The expansion indicates ICE is comfortable with initial results of what it calls the Family Expedited Removal Management program, or FERM, in Baltimore; Chicago; Newark, New Jersey; and Washington. Denver and Minneapolis were added later.
“While FERM initially began in four locations, (the Department of Homeland Security) is quickly expanding to cities across the country and is removing families who are determined to be ineligible for relief and are ordered removed through this non-detained enforcement process,” the agency said in a statement.
ICE told advocates last week that it aimed to have up to 500 families under curfews at any given time, said Cindy Woods, national policy counsel for Americans for Immigrant Justice. There were about 200 families under curfew at the time.
The number of families enrolled is expected to grow significantly as the program expands, the U.S. official said.
Some immigration advocates feel screenings are rushed. Americans for Immigrant Justice said asylum-seekers generally have screenings within 12 days of crossing the border and only a day or two to prepare for an appeal. Those who fail to win approval are expected to be deported within 30 days of arrival.
“Families need to take a breath,” Woods said in a conference call last week with other attorneys.
Still, she said, the curfews “are a step in right direction if it’s a step away from potential detention of families.”
Jon Feere of the Center for Immigration Studies, a group that advocates for immigration restrictions, said he worried about potential no-shows. “Congress should demand an accounting of all absconding, arrests, and removals so this new program can be evaluated,” he wrote in an email.
Under a court order, the government generally can detain families no more than 20 days. The Obama and Trump administrations detained families, but President Joe Biden ended the practice shortly after taking office in 2021.
It is unclear how effective curfews have been at making sure asylum-seekers show up for screening interviews. Americans for Immigrant Justice said the roughly 30 families it has advised have perfect attendance.
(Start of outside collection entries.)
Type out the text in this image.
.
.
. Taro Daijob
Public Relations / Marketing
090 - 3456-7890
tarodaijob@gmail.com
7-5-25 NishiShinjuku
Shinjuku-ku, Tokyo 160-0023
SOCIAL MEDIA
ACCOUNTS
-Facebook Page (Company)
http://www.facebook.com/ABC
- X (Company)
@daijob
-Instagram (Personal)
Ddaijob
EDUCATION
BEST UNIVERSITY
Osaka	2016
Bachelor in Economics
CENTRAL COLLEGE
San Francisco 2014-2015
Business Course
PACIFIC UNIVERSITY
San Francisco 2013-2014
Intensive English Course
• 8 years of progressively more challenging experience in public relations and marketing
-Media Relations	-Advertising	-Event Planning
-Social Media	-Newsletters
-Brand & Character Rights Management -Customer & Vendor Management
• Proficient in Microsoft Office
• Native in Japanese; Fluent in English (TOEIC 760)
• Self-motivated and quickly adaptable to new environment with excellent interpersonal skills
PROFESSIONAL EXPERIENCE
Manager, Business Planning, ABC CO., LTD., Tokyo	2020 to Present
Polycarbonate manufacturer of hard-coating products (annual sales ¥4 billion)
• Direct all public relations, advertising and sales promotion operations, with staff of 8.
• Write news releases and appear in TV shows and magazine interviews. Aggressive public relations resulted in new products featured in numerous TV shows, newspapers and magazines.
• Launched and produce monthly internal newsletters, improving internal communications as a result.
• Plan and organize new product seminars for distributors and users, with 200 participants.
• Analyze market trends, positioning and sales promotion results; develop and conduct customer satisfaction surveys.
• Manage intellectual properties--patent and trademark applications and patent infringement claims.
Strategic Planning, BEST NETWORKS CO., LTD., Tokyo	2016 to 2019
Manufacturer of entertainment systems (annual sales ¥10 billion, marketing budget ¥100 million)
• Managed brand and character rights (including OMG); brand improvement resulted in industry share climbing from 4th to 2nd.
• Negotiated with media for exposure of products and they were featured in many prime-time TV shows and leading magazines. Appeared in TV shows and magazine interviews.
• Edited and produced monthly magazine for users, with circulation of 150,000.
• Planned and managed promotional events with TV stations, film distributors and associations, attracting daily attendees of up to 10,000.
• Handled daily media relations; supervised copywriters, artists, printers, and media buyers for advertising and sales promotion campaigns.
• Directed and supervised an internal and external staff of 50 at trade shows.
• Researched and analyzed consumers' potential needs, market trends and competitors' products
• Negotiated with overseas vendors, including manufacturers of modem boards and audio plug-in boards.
Yaniris, a 30-year-old Honduran woman who spoke on condition that her last name not be published due to safety concerns, said the curfew and ankle monitor was “a thousand times better” than being detained, despite being self-conscious about being seen with the monitoring device.
“I understand that laws are laws and they have to be respected,” she said.
Yaniris spent more than three months traveling with her 2-year-old daughter from Honduras to Eagle Pass, Texas, where she surrendered to Border Patrol agents. She said she had five or six days to prepare for her screening interview, which came after a sleepless night with her sick daughter, and she failed it.
“The problem was that I didn’t explain myself well,” she said of the screening interview. “I wasn’t in control of myself that day.”
Yaniris scrambled to find an attorney before her appeal. One finally called back as she was on her way to the appeal, and she had to cut short the conversation after 20 minutes. The judge agreed to a two-day delay.
On Monday the lawyer called to say she had won on appeal. She is now waiting for a court date in a system backlogged with 1.2 million cases that often take years to resolve.